Someone recently asked me why I collect telephones from the late 1960's to the middle 1970's, and I responded because that is the period when I worked for the phone company. However that isn't quite the right answer.

This morning I got to wondering what the true reasons were and I came to the following conclusions.

My father was a professional portrait photographer. He inherited my grandfather's business when he died in 1942, and my father continued in the same studio in Rocky Mount, North Carolina. In the late 1950's, the business essentially dried up. I found out many years later, that for the year 1959, my father's entire gross income was $15. In 1960, he found a job as a photographer with the Smithsonian Institution in Washington DC so we moved to Northern Virginia. From this story you can get an idea that, at that time, we were fairly poor, and as a result dad was very careful with his spending.

In 1965, after dad had recovered his finances, we moved to a new house about 20 miles away. To save money, our phone service was a party line and we had a standard black rotary 500 telephone set in the basement rec room. Dad splurged and got a second phone for the kitchen upstairs, again a black rotary 554 wall set. Our service for the 2 sets was about $10 a month, still for us, a big expense. As a comparison, the mortgage on the house was about $125 a month. Touch Tone service was available at the new house but that cost an extra $1 a month. Colored sets were also available but cost another $1 month, so we had no Touch Tone or colored phones in the house. I begged several times to get Touch Tone service, but dad wouldn't spend the extra money on something he considered a luxury.

Something that was cool and just out of reach, is always desirable to someone who can't have it. And these sets being push button and a new technology made my desires to have them even stronger.

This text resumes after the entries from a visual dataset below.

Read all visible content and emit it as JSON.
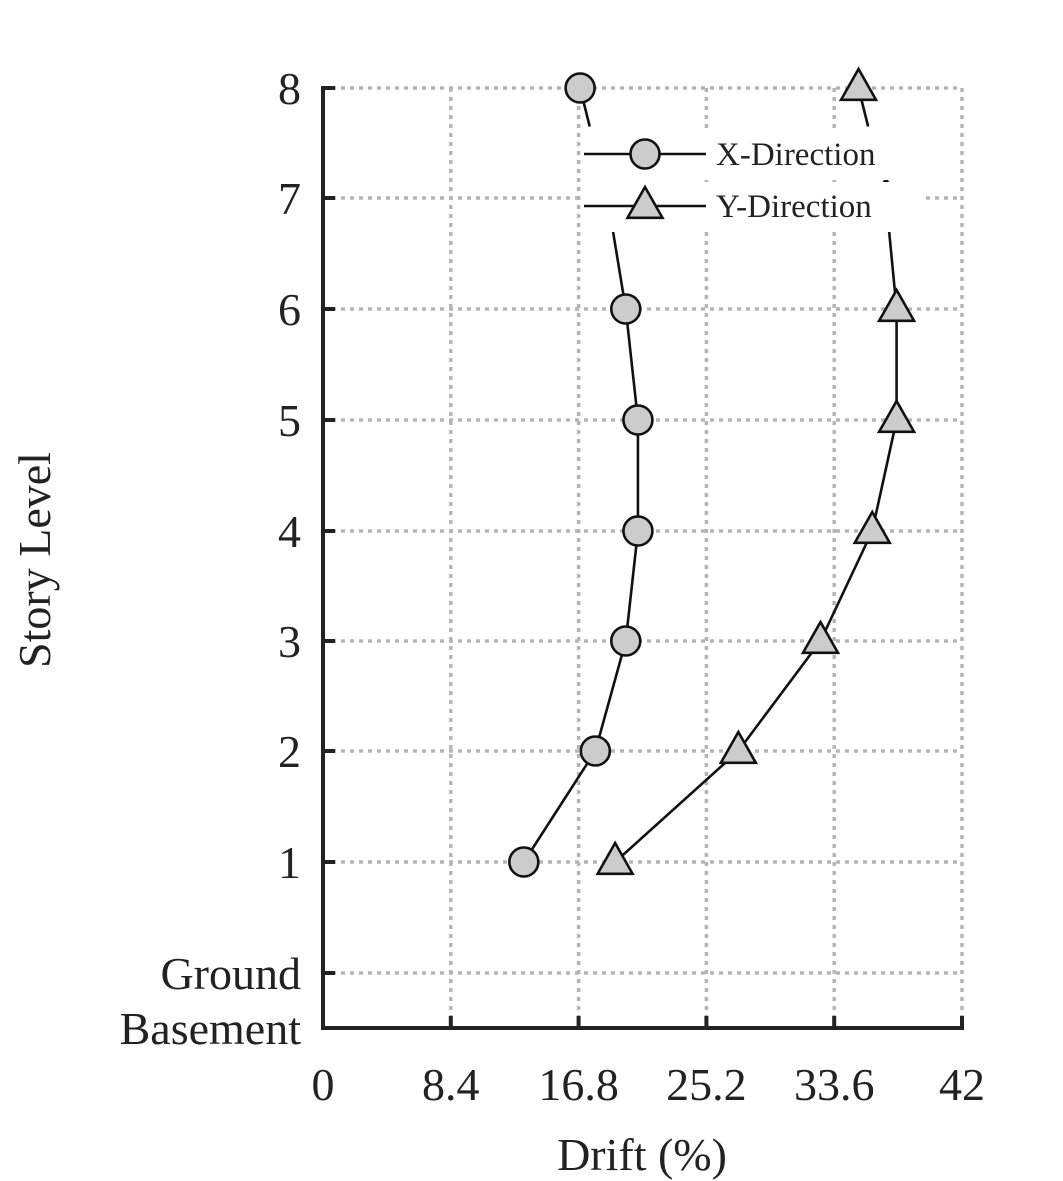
{
  "chart_data": {
    "type": "line",
    "orientation": "vertical-profile",
    "xlabel": "Drift (%)",
    "ylabel": "Story Level",
    "xlim": [
      0,
      42
    ],
    "x_ticks": [
      "0",
      "8.4",
      "16.8",
      "25.2",
      "33.6",
      "42"
    ],
    "x_tick_values": [
      0,
      8.4,
      16.8,
      25.2,
      33.6,
      42
    ],
    "y_ticks": [
      "Basement",
      "Ground",
      "1",
      "2",
      "3",
      "4",
      "5",
      "6",
      "7",
      "8"
    ],
    "categories": [
      "1",
      "2",
      "3",
      "4",
      "5",
      "6",
      "7",
      "8"
    ],
    "grid": true,
    "legend_position": "top-right",
    "series": [
      {
        "name": "X-Direction",
        "marker": "circle",
        "color": "#cccccc",
        "values": [
          13.2,
          17.9,
          19.9,
          20.7,
          20.7,
          19.9,
          18.7,
          16.9
        ]
      },
      {
        "name": "Y-Direction",
        "marker": "triangle",
        "color": "#cccccc",
        "values": [
          19.2,
          27.3,
          32.7,
          36.1,
          37.7,
          37.7,
          37.0,
          35.2
        ]
      }
    ]
  }
}
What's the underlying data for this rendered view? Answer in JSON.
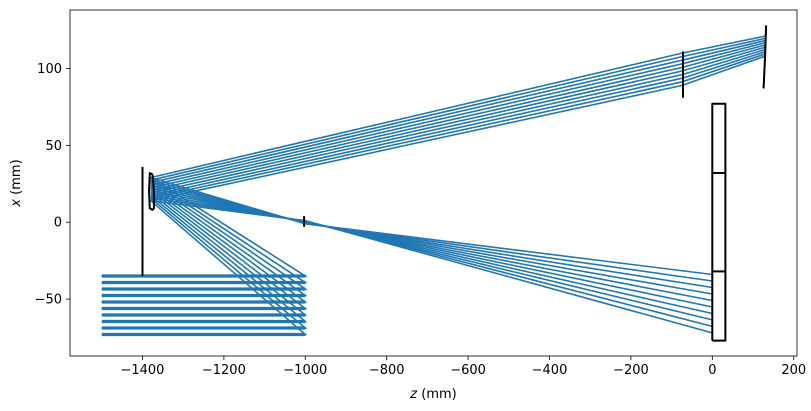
{
  "chart_data": {
    "type": "line",
    "title": "",
    "xlabel_var": "z",
    "xlabel_unit": " (mm)",
    "ylabel_var": "x",
    "ylabel_unit": " (mm)",
    "xlim": [
      -1578,
      208
    ],
    "ylim": [
      -87,
      138
    ],
    "xticks": [
      -1400,
      -1200,
      -1000,
      -800,
      -600,
      -400,
      -200,
      0,
      200
    ],
    "xtick_labels": [
      "−1400",
      "−1200",
      "−1000",
      "−800",
      "−600",
      "−400",
      "−200",
      "0",
      "200"
    ],
    "yticks": [
      -50,
      0,
      50,
      100
    ],
    "ytick_labels": [
      "−50",
      "0",
      "50",
      "100"
    ],
    "grid": false,
    "legend": "none",
    "ray_color": "#1f77b4",
    "element_color": "#000000",
    "rays": {
      "z_start": -1500,
      "x_start_range": [
        -35,
        -73
      ],
      "count": 10,
      "path_z": [
        -1500,
        -1400,
        -1380,
        -1000,
        -74,
        130
      ],
      "aperture_z": -1000,
      "aperture_x": 0,
      "concave_z": -1380,
      "concave_x_range": [
        14,
        29
      ],
      "secondary_z": -74,
      "secondary_x_range": [
        89,
        110
      ],
      "tertiary_z": 130,
      "tertiary_x_range": [
        108,
        121
      ],
      "return_target_z": 0,
      "return_target_x_range": [
        -34,
        -72
      ]
    },
    "elements": [
      {
        "name": "stop-left",
        "points": [
          [
            -1400,
            -35
          ],
          [
            -1400,
            36
          ]
        ]
      },
      {
        "name": "mirror-left",
        "points": [
          [
            -1375,
            31
          ],
          [
            -1372,
            20
          ],
          [
            -1372,
            9
          ],
          [
            -1375,
            8
          ],
          [
            -1382,
            9
          ],
          [
            -1384,
            20
          ],
          [
            -1382,
            32
          ],
          [
            -1375,
            31
          ]
        ]
      },
      {
        "name": "aperture",
        "points": [
          [
            -1003,
            4
          ],
          [
            -1003,
            -3
          ]
        ]
      },
      {
        "name": "mirror-secondary",
        "points": [
          [
            -72,
            81
          ],
          [
            -72,
            111
          ]
        ]
      },
      {
        "name": "mirror-tertiary",
        "points": [
          [
            126,
            87
          ],
          [
            130,
            110
          ],
          [
            132,
            128
          ]
        ]
      },
      {
        "name": "detector-box",
        "points": [
          [
            0,
            -77
          ],
          [
            0,
            77
          ],
          [
            32,
            77
          ],
          [
            32,
            -77
          ],
          [
            0,
            -77
          ]
        ]
      },
      {
        "name": "detector-divider-top",
        "points": [
          [
            0,
            32
          ],
          [
            32,
            32
          ]
        ]
      },
      {
        "name": "detector-divider-bottom",
        "points": [
          [
            0,
            -32
          ],
          [
            32,
            -32
          ]
        ]
      }
    ]
  }
}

When I began working for the phone company in 1972, I was surrounded by all those neat gadgets that were so much desired. With an employe discount, I was able to get a second phone line installed in the house, along with Touch Tone service and a beige 2 line 2555 wall set in the kitchen. However, most of the really nifty stuff was still out of my reach. Multi line office phones, speaker phones, answering machines, card dialers etc. were candy in my eyes but just too expensive for a fellow earning only $1.60 an hour, even if that was the highest paying job I had until about 1980.

Then, of course, the Bell System was broken up and Western Electric went out of business. By the time I could actually afford those fancy phones, they were no longer available... until recently when I discovered E-bay.

I like to collect Western Electric phones from the late 1960's and early 70's because those were the last generation of phones produced before electronics began to come into individual sets. In these phones, you can still SEE the circuits and how they worked. In the next generation of equipment the individual wires began to disappear, being replaced with integrated circuits. While the newer equipment offers many more features and simpler manufacturing and service (throw it away and buy a new one) I like being able to trace the wires and to follow exactly how the circuit works.